Thinking ahead and not living paycheck to paycheck will make your life a whole lot easier and more financially productive. You may only make enough to pay your essentials, so you sort of are living paycheck to paycheck. But, there is always something you can do to cut back so that you do have a small amount going into a savings account each pay period. For example, was that Starbucks really necessary? Do you need to go out for lunch everyday between classes? Do you really need a Netflix, Hulu, Disney+ and Spotify account? Instead, avoid nickeling-and-diming your bank account with minimal, but unnecessary purchases, like that fancy coffee, going out to eat, and unnecessary luxuries like all these popular streaming services. Instead, buy your own coffee and spruce it up with some flavored syrups, split Netflix with a friend if you must have it, and buy some bread, peanut butter and jelly to save a whole lot on lunches.   

 

Always make sure to save at least a small percentage of your paycheck every time you get paid and don’t touch that savings account unless you have to. Even if it is only $25 or even less than that, save something. Saving will help when emergencies arise and can help limit the debt that you might accrue. One more tip is to look at your bills and write down when each of them are due, plan it out accordingly, and keep track of what days you get paid so you know which bills will be paid with which paycheck and have an idea of how much you’ll have left.

 

As you get used to managing money on your own, it can also help to take on some of Grandma’s old-fashioned habits. Stop by your bank and pick up a paper check register or keep a fancy spreadsheet on your Google Sheets app on your phone. Then, balance your “checkbook” even if you don’t have checks. Keep a running total of the amount of money you have in your checking account, and every time you spend money, deduct that amount from the total. That way you always know how much you have in your account, without having to check the balance on your bank app. This is also a good method to make sure you aren’t spending money you don’t have and realizing you won’t have enough for rent, or what have you when you need it. Seeing your total right in front of you and everything you have spent, also makes it a little bit easier to resist the temptation to buy that unnecessary Starbucks or other purchase.  

Now about credit cards. You will be told that a credit card is necessary in today’s world, that you cannot get by without one and that you need it to help you build a good credit score. Credit cards a good way to trick people into going into debt and credit cards make it super easy to spend more and more and get further into debt. Dave Ramsey instead recommends the first baby step: saving a $1,000 emergency fund.
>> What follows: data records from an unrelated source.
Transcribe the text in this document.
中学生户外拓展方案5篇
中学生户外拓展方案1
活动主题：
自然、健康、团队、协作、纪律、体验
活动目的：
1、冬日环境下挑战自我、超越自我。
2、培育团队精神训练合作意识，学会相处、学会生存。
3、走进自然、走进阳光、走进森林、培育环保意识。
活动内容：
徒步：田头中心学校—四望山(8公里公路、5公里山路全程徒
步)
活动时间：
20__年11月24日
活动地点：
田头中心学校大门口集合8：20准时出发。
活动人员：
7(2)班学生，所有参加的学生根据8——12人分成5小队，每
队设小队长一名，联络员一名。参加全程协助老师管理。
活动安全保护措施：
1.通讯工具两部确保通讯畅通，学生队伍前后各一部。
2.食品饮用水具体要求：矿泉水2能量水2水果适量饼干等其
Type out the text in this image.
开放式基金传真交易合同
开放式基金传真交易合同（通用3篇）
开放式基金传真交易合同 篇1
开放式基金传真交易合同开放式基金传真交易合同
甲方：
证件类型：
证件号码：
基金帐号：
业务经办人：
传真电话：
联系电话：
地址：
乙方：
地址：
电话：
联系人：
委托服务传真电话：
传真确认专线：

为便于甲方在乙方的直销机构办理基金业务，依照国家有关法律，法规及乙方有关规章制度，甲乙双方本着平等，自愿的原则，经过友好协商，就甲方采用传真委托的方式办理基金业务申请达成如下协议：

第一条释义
This is a tough step but if you can do this, you can do all the other steps. The way I think about this money is it’s replacing an emergency credit card with cash that’s yours so that the card you wanted for emergencies, you no longer need because you have a safety net in place. The only reason I considered getting a credit card is for emergencies but with this money, I don’t need one anymore. This money will also give you peace of mind because now you know, if you have an emergency, you won’t have to cut your grocery bill short because you have that money already set aside. With that being said, the choice is yours. In another article we outline how you should use a credit card if you choose to get one: https://isu.edu/cob/blog/how-to-budget-as-a-college-student.html It is true that having a credit score makes buying things like a home easier but you can also purchase a home without it too: https://www.daveramsey.com/blog/no-credit-score-no-home

One thing Dave Ramsey really stresses is that having no credit score is a lot different from having a low credit score. Having no credit score simply means you have never borrowed any money (meaning gone into debt) whereas having a low credit score means you borrowed money and weren’t responsible with it. Ramsey expounds on this idea more in this article: https://www.daveramsey.com/blog/no-credit-vs-bad-credit

 

If you choose to have a credit card, treat it like it’s a debit card. In other words, if you don’t have the money you are spending on your credit card sitting in your bank account right now… then you should not be spending that money. That’s how you get into debt and can eventually get into trouble because you are living outside of your means. Obviously, as a student, you may need to buy a new car and you don’t have $6,000 - $10,000 sitting in your account, so a car loan is necessary. But, any other purchase outside of that that you are trying to use a credit card for because you don’t have the cash, is probably not a good idea and is irresponsible. Credit cards can be used to build your credit, to earn points and therefore extra cash, but they are most responsibly and safely used as a secondary debit card. As a quick tip, you may use your credit card to buy gas, groceries, etc. but then immediately pay off those purchases with the cash you have in your account to avoid getting charged interest and still benefit from earning points or a good credit score. 

 

The next step would be to pay off all of your debt using the debt snowball method. What that means is that you take all of your debt that you have, except for your mortgage if you have one, and you start with the smallest debt and put everything you can into that debt while making minimum payments on all the others. Once that is paid off, you then roll the money over into the next debt until that is paid off and so on and so forth. Let’s say you bought a car a couple of years ago and took out loan for $3,000 at seven percent interest for three years and you still owe $1,500 on that loan meaning your monthly payment would be about $103. You also opened a credit card and you owe $150 and finally, you’ve got your student loans which you owe $2,000. Your minimum payment for your credit card is about $25 and your student loans you aren’t required to pay yet but you’d like to get started on them anyway and can pay $40 a month for them. You would first begin with your credit card and let’s say you have an extra $40 a month you can put towards it. Let’s put it in a table.

 

Bill Name

Amount Owed

Minimum Payment

Maximum Payment you can make

Credit

$150

$25

$65

Car

$1,500

$103

$103

Loans

$2,000

$0

$40 (You don’t have to but you want to get started)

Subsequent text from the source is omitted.